Asthma rates in Northern Manhattan, particularly Central and East Harlem, are among the highest in the city. For both children and adults, hospitalizations for asthma are 2-3 times higher than the New York City average, and four to five times the national average. Funded by the Kellogg Foundation and the State Department of Health, "Working through Education and Partnership against Asthma" seeks to promote earlier identification of children at risk for asthma in Washington Heights and Harlem. Working with both Alianza Dominicana and Harlem Congregations for Community Improvement, community organizations with long-standing ties to the Heilbrunn Center, the initiative has the following objectives:

  1. Educate family day care providers about asthma and its management
  2. Enable family day care providers to fulfill ACS requirements for certification to administer selected asthma medications to children under their care.

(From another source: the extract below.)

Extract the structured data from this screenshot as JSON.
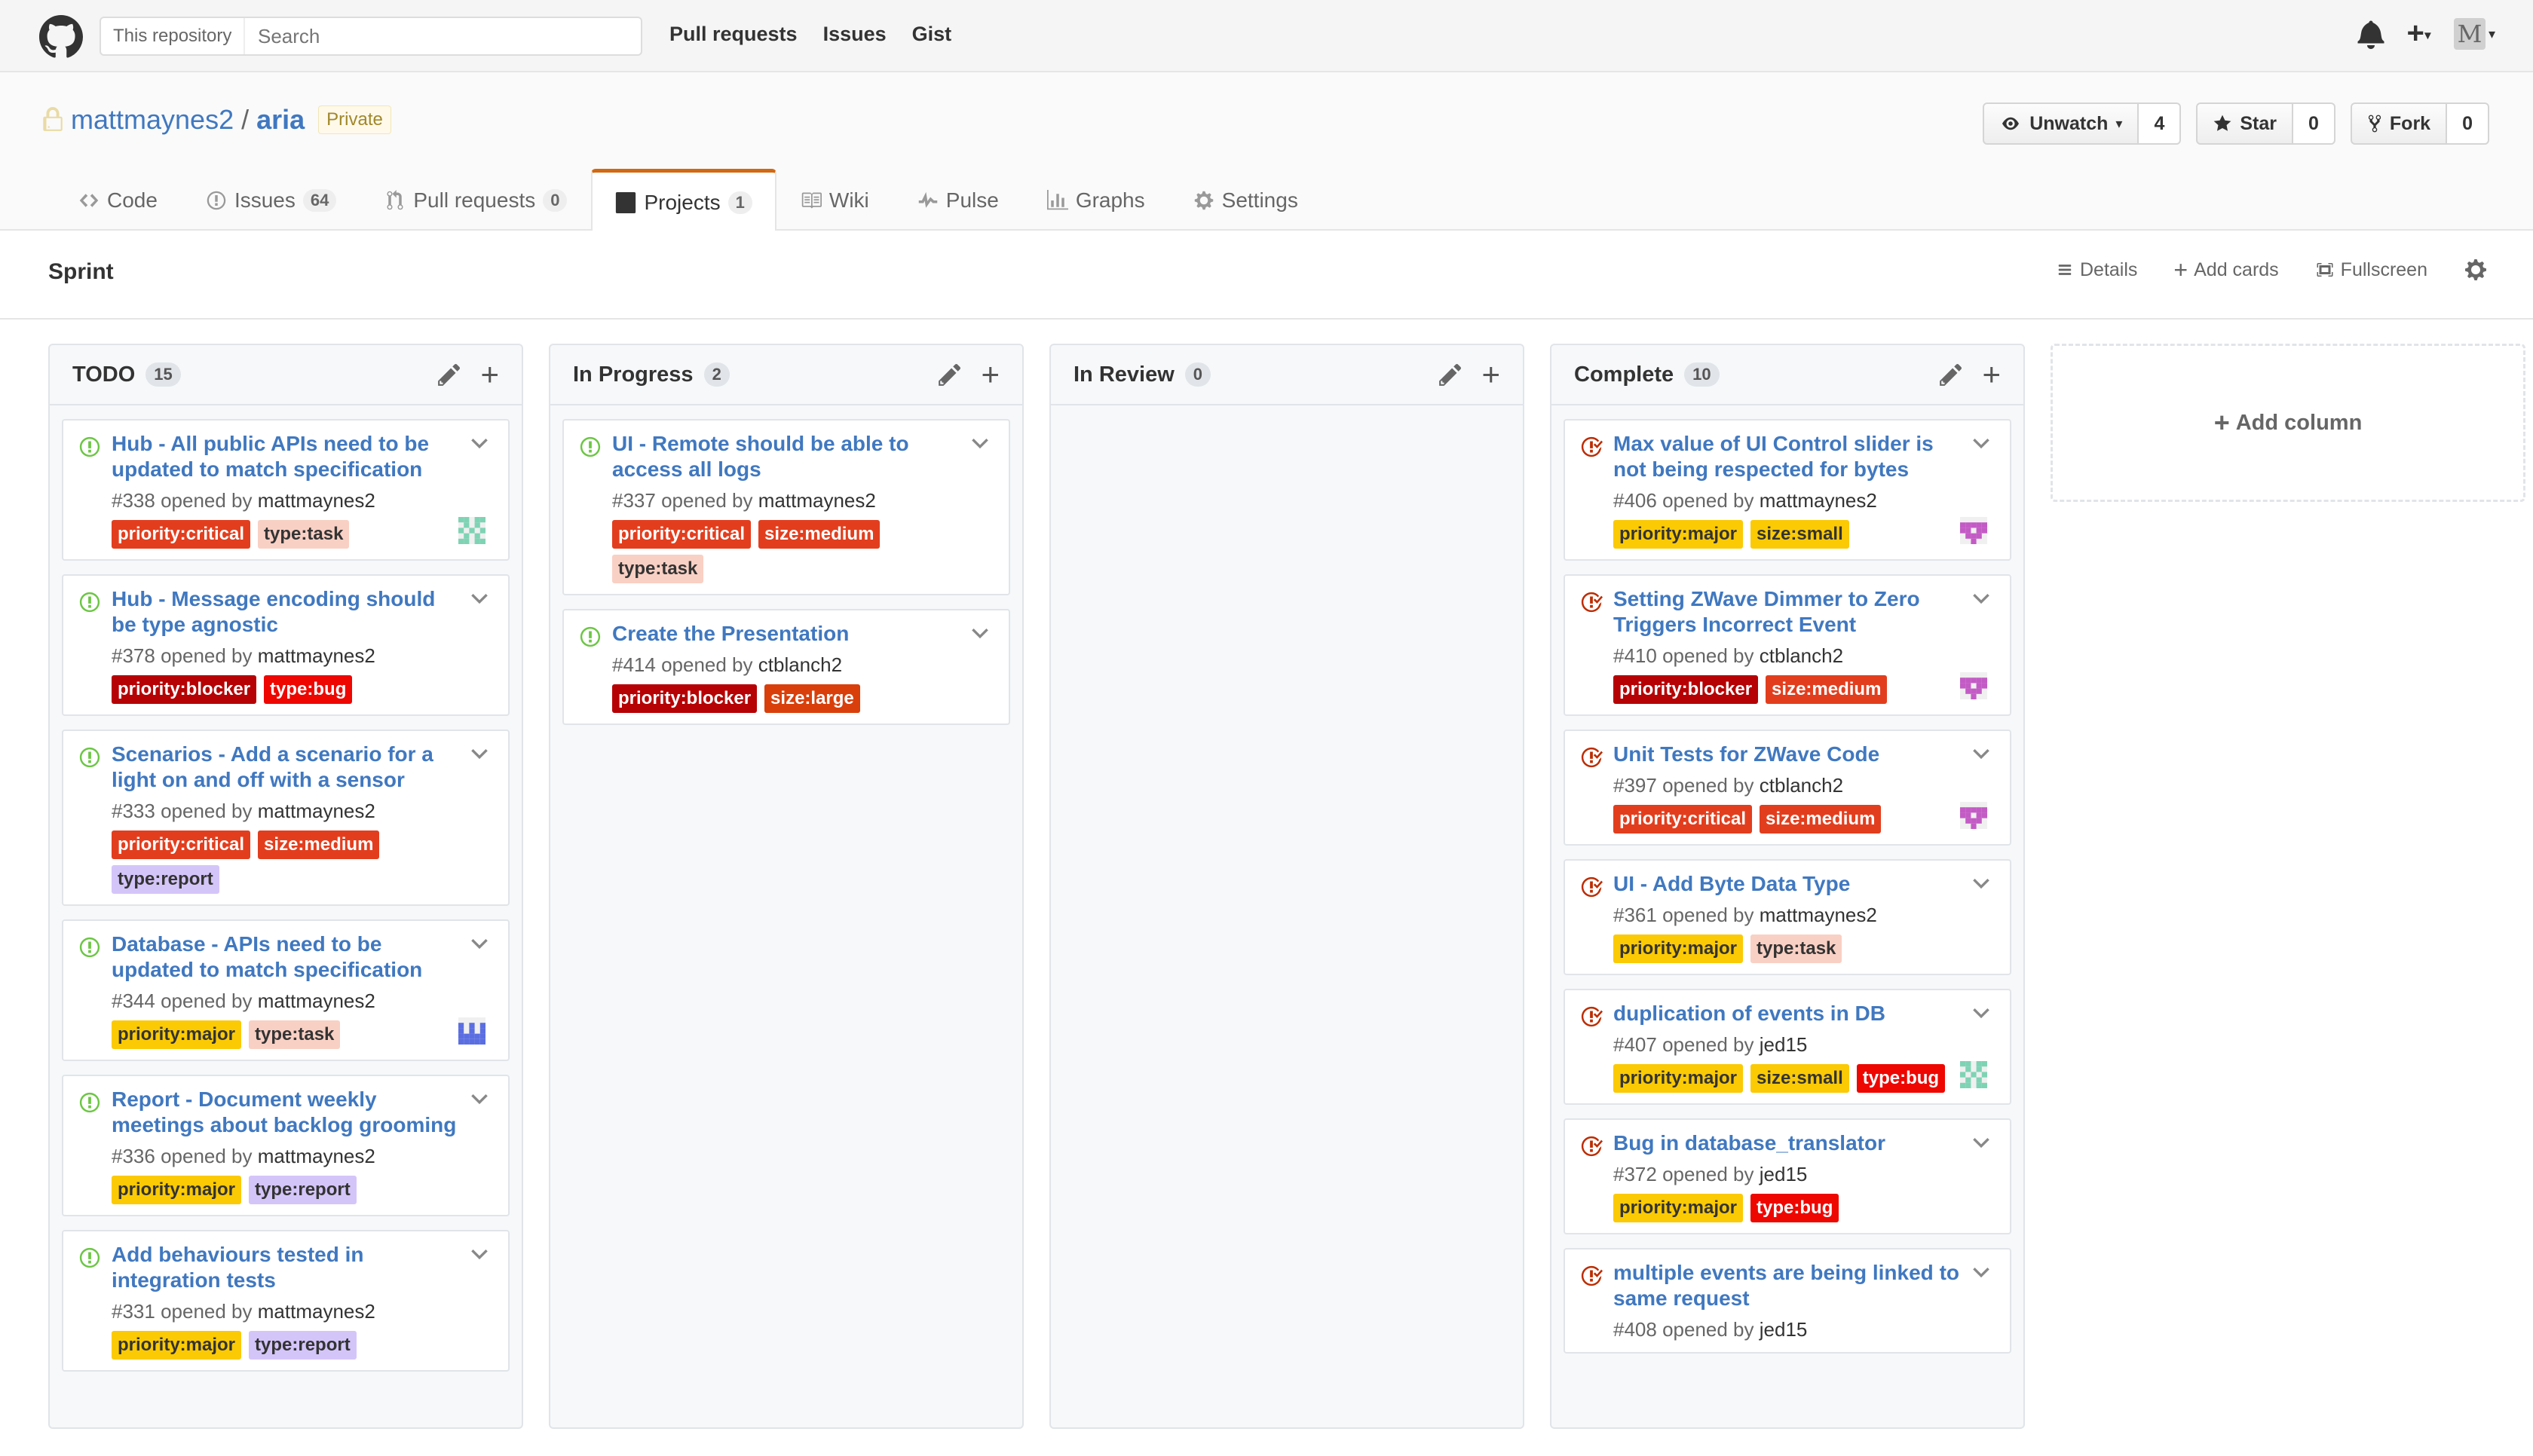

  3. Screen for asthma among families with children at family day care providers
  4. Provide referrals as needed for children who do not have a primary care provider.
  5. Offer a community-based, complementary parent education and support program to enhance the asthma education parents receive from their providers.

Held at the daycare center and administrative offices of the Harlem Congregations for Community Improvement (HCCI), the first phase of the initiative included an overview of the symptoms and physiological functions of asthma, the triggers that can cause asthma attacks, as well as the key medications and their roles in controlling asthma. Phase two of the initiative will work to educate the parents about asthma as well as provide a support group for parents of children with asthma. Both the education programs and the support groups will be offered free of charge at one of the participating community organizations for each neighborhood.